Similarly, with Facebook, here’s a representative link from a post shared by a friend:

https://l.facebook.com/l.php?u=https%3A%2F%2Fwww.propublica.org%2Farticle%2Finside-the-fall-of-the-cdc%2Famp%3F__twitter_impression%3Dtrue%26fbclid%3DIwAR1vPirl6QnkEg_3alUgWAeKUnJNtg-Yt_A2p-xzAksE8wa8ehJ0J702fDs&h=AT1abE7Jz5DjxA_jpN_8Ak5JB4oMSxFJLchizp-UlJgNPI9n0iXDb513sIAZ3uV1gHCazWY92umXONwvxHWZyDK7AFp29zy4W9ifzU6XJC9gdsvhjsY_GgW6-d1TwfV1NTpj5IqutA&__tn__=H-R&c[0]=AT0wPBsJAwDQs1I3A-IE7zqQqBiwEHA3kJW9oLxfh04m_WvjBdWOcmz-6vYfoSNsdLLYxRWgAKZw3ExnMZ2CUH-0nRSmILzqTmumL68oL5-OcChT8pbK11VBSHVG1nt64-Ek8S1AESqn8nYCjZ-gI80uo3Hhd8UJyvOD-KoZ3yI_M5Gfcdu1

Again, garbage that exists only so that Facebook can follow me around the web and generate behavioural data that they can use in turn against my better interests and those of society at large.
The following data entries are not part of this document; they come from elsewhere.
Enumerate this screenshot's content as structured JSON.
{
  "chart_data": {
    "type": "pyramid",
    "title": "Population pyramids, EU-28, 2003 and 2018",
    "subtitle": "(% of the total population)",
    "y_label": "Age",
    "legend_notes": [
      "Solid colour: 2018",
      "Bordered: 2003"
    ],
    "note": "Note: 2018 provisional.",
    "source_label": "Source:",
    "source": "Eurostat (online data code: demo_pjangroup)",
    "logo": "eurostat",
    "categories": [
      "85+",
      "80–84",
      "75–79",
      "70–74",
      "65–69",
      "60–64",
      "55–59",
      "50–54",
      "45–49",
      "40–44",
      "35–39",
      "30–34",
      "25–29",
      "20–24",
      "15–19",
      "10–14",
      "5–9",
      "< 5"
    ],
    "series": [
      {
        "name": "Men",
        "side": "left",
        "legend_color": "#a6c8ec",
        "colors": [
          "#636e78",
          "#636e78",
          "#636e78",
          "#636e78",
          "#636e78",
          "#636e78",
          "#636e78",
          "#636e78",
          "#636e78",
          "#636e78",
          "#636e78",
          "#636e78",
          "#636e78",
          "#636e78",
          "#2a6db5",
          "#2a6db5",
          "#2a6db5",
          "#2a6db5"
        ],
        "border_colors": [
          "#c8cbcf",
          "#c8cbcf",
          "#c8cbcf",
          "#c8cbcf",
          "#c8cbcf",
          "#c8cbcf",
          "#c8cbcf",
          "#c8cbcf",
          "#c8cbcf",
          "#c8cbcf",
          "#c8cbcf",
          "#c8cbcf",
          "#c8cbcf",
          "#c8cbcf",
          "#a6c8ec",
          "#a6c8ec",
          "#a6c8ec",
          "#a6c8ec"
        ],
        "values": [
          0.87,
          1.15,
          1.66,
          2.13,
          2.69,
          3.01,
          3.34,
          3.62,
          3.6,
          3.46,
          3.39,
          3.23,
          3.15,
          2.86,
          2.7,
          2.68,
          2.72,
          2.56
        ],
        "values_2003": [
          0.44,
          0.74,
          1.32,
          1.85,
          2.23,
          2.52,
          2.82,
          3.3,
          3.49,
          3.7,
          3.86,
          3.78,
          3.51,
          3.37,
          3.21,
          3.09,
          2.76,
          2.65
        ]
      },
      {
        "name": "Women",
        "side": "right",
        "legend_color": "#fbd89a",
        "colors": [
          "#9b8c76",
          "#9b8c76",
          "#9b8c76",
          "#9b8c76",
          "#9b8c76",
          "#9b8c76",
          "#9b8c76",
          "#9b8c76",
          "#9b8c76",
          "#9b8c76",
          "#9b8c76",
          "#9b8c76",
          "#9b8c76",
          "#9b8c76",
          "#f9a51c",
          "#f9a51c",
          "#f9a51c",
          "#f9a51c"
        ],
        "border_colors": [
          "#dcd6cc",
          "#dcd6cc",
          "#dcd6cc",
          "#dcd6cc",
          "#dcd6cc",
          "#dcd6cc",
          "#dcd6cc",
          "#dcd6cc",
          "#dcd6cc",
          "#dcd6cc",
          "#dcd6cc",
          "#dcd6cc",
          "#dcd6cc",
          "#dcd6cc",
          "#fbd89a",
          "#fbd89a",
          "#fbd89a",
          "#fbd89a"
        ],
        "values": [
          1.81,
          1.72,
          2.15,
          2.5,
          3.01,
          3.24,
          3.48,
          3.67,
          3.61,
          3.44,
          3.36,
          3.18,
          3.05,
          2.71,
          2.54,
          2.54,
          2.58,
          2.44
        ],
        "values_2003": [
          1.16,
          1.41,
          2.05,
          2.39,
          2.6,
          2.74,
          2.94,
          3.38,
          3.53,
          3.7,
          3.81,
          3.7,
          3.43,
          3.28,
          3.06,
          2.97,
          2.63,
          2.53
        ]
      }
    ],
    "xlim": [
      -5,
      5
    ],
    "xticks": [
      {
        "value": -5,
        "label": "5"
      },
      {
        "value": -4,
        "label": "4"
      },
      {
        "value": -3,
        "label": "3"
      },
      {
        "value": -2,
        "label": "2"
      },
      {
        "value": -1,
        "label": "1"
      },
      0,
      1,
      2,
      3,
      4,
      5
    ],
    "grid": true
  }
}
After the sanitization process below, we have:

https://www.propublica.org/article/inside-the-fall-of-the-cdc/amp

Nice and tidy with only what is needed to route me to the desired link without unnecessary tracking data.

Solution

The solution is to strip out the cruft with which surveillance capitalists corrupt the web. I’ve applied this script as a Keyboard Maestro but it could be reconfigured with ease as a macOS text service. Or the same idea could be implemented in other OS flavours.

#!/usr/bin/perl

sub urldecode {
    my ($rv) = @_;
    $rv =~ s/\+/ /g;
    $rv =~ s/%(..)/pack("c",hex($1))/ge;
    return $rv;
}

sub urlencode {
    my ($rv) = @_;
    $rv =~ s/([^A-Za-z0-9])/sprintf("%%%2.2X", ord($1))/ge;
    return $rv;
}

# remove referral parameters
sub strip_utm {
    $_ = shift @_;
    s/(.*[?]?)utm_source=facebook&?(.*)/$1$2/g;
    s/(.*)(utm_medium=.*?)&(.*)/$1$3/g;
    s/(.*)(utm_campaign=.*?)&(.*)/$1$3/g;
    s/(.*)(utm_brand=.*?)&(.*)/$1$3/g;
    s/(.*)(utm_social-type=.*?)&(.*)/$1$3/g;
    s/^(.*)(fbclid=[^\&]*)(.*)$/$1$3/g;
    s/^(.*)(h=[^\&]*)(.*)$/$1$3/g;
    s/^(.*)(__tn__=[^\&]*)(.*)$/$1$3/g;
    s/^(.*)([A-Za-z]\[\d+\]=[^\&]*)(.*)$/$1$3/g;
    s/(.*)(__twitter_impression=[^&]+)/$1/g;
    # eliminate duplicate & from the stripping process
    s/&+/&/g;
    # clean up
    s/^(.*)\?+\&+$/$1/g;
    return $_;
}

my $original_url = $ARGV[0];
# my $original_url = $ENV{KMVAR_unsterile_link};

# decode the url as needed
my $url_text = ($original_url =~ m/%3A/) ? urldecode($original_url) : $original_url;
# fix links from Facebook
if ( $url_text =~ m/l\.facebook\.com/ ) {
    # strip the actual link
    $url_text =~ m/http[s]?.*l.facebook.*?u=(.*)/;
    print strip_utm($1);
}
else {
    $_ = $url_text;
    # deal with google referrals
    if( m/http[s]?:.*google\.com\/url\?/ ) {
        s/url=([^&]*)/$1/g;
        print $1;
    }
    else {
        strip_utm($_);
        print $_;
    }
}

Next steps

  • Strip Amazon referral links - yes, I know some people monetize their blogs in whole or in part using Amazon referral links. I don’t care. If bloggers want to make money that way, then develop relationships with smaller commercial entities, those that support and live in their local communities and treat their employees with dignity.
  • Strip Twitter links - Deal with links from the seething cauldron of hate and incivility that is Twitter.

  1. Ordinarily I don’t use Google services at all, even for search. But I did for this example. ↩︎